Pecahan Zaman

SEPERTI pecahan yang berserakan di mana-mana!
Saat mencarinya sesekali terasa seperti sedang bermain menyusun gambar, dan alangkah gembiranya andai kata itu hanya sebuah permainan di atas meja! Satu pecahan (fragmen) diharapkan dapat disambungkan dengan pecahan-pecahan yang lain sehingga makin memperjelas bentuk gambar. Dan pada giliran akhirnya sebuah gambar yang relatif utuh dapat diperoleh.

Namun disadari kemudian gambar utuh yang dicita-citakan itu ternyata sulit diperoleh, malah sangat jauh dari jangkauan.

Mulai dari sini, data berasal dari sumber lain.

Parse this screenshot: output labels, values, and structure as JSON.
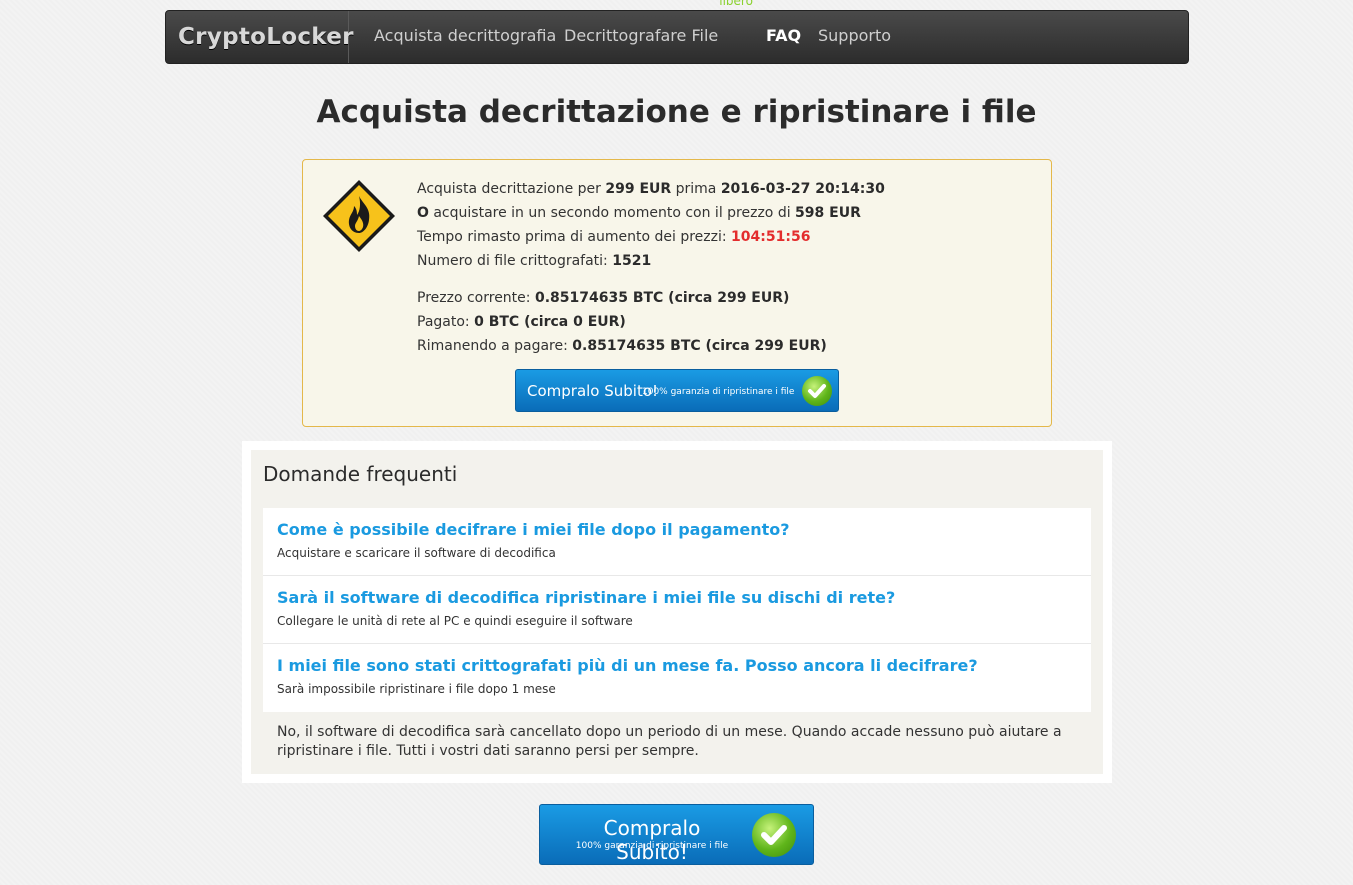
{
  "nav": {
    "brand": "CryptoLocker",
    "items": [
      {
        "label": "Acquista decrittografia",
        "sup": ""
      },
      {
        "label": "Decrittografare File",
        "sup": "libero"
      },
      {
        "label": "FAQ",
        "sup": ""
      },
      {
        "label": "Supporto",
        "sup": ""
      }
    ]
  },
  "page_title": "Acquista decrittazione e ripristinare i file",
  "payment": {
    "line1_a": "Acquista decrittazione per ",
    "line1_price": "299 EUR",
    "line1_b": " prima ",
    "line1_date": "2016-03-27 20:14:30",
    "line2_a": "O",
    "line2_b": " acquistare in un secondo momento con il prezzo di ",
    "line2_price": "598 EUR",
    "line3_a": "Tempo rimasto prima di aumento dei prezzi: ",
    "line3_timer": "104:51:56",
    "line4_a": "Numero di file crittografati: ",
    "line4_count": "1521",
    "current_label": "Prezzo corrente: ",
    "current_value": "0.85174635 BTC (circa 299 EUR)",
    "paid_label": "Pagato: ",
    "paid_value": "0 BTC (circa 0 EUR)",
    "remaining_label": "Rimanendo a pagare: ",
    "remaining_value": "0.85174635 BTC (circa 299 EUR)",
    "buy_button": "Compralo Subito!",
    "buy_button_sub": "100% garanzia di ripristinare i file"
  },
  "faq": {
    "title": "Domande frequenti",
    "items": [
      {
        "q": "Come è possibile decifrare i miei file dopo il pagamento?",
        "a": "Acquistare e scaricare il software di decodifica"
      },
      {
        "q": "Sarà il software di decodifica ripristinare i miei file su dischi di rete?",
        "a": "Collegare le unità di rete al PC e quindi eseguire il software"
      },
      {
        "q": "I miei file sono stati crittografati più di un mese fa. Posso ancora li decifrare?",
        "a": "Sarà impossibile ripristinare i file dopo 1 mese"
      }
    ],
    "note": "No, il software di decodifica sarà cancellato dopo un periodo di un mese. Quando accade nessuno può aiutare a ripristinare i file. Tutti i vostri dati saranno persi per sempre."
  },
  "bottom_button": {
    "label": "Compralo Subito!",
    "sub": "100% garanzia di ripristinare i file"
  },
  "colors": {
    "timer": "#e32d2d",
    "link": "#1a9ae0",
    "box_border": "#e4b84a",
    "button": "#0a6cb8",
    "nav_sup": "#8bd12f"
  }
}
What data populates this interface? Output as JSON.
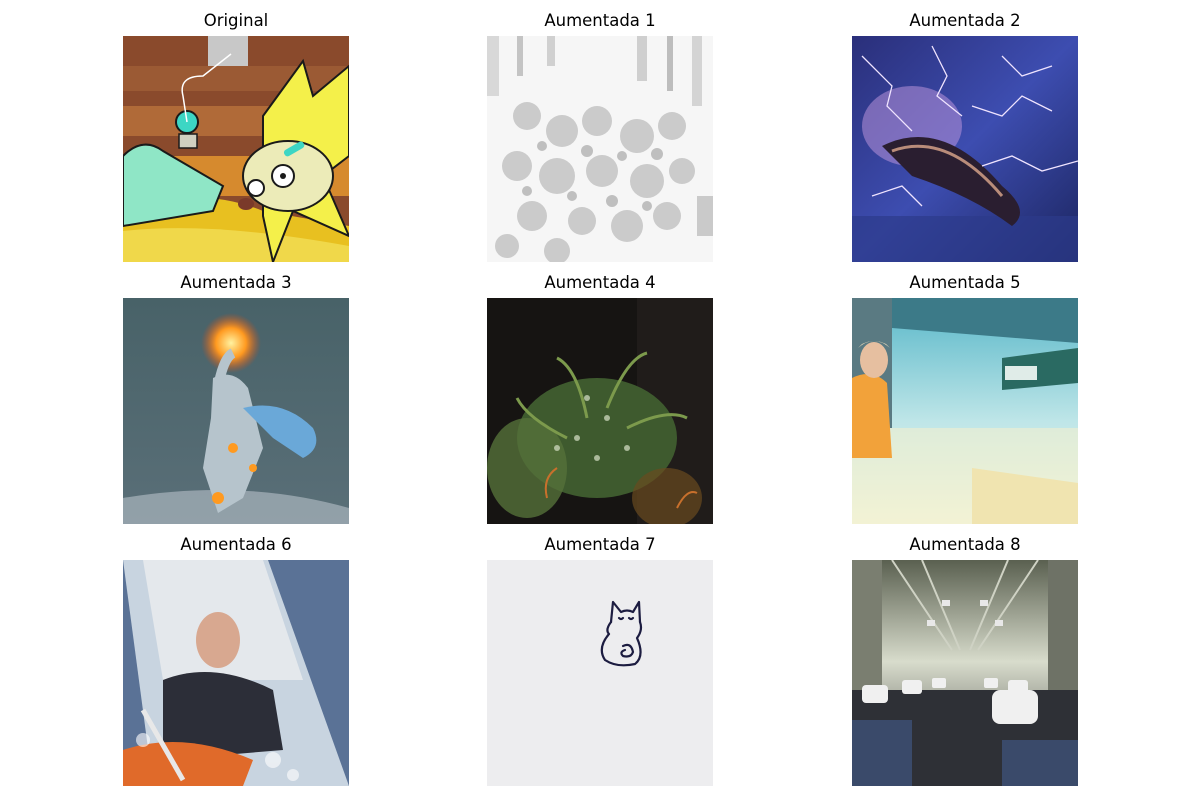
{
  "figure": {
    "panels": [
      {
        "title": "Original"
      },
      {
        "title": "Aumentada 1"
      },
      {
        "title": "Aumentada 2"
      },
      {
        "title": "Aumentada 3"
      },
      {
        "title": "Aumentada 4"
      },
      {
        "title": "Aumentada 5"
      },
      {
        "title": "Aumentada 6"
      },
      {
        "title": "Aumentada 7"
      },
      {
        "title": "Aumentada 8"
      }
    ]
  }
}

Pecahannya terkadang bertebaran dalam ruang luas yang antara satu dan lainnya berada dalam jarak yang jauh. Pecahan yang baru ditemukan terkadang juga bukan bagian yang dapat disambungkan dengan pecahan-pecahan yang telah ditemukan sebelumnya, tapi malah merupakan pecahan yang sama sekali baru dan memerlukan pecahan lain untuk menjelaskannya.

Semua ini tidak saja menuntut peran generasi hari ini dengan berbagai bidang keilmuannya tapi juga menghendaki keterlibatan beberapa generasi ke depan. Sebabnya sederhana saja, ialah karena ia sama sekali bukan sebuah permainan santai di atas meja, tapi sebuah kerja di medan yang berat, berliku dan sukar dilampaui.

Mengapa? Mengapa pecahan-pecahan itu mesti dicari, dikumpulkan dan disusun kembali (direkonstruksi) untuk dapat diperoleh gambar yang utuh?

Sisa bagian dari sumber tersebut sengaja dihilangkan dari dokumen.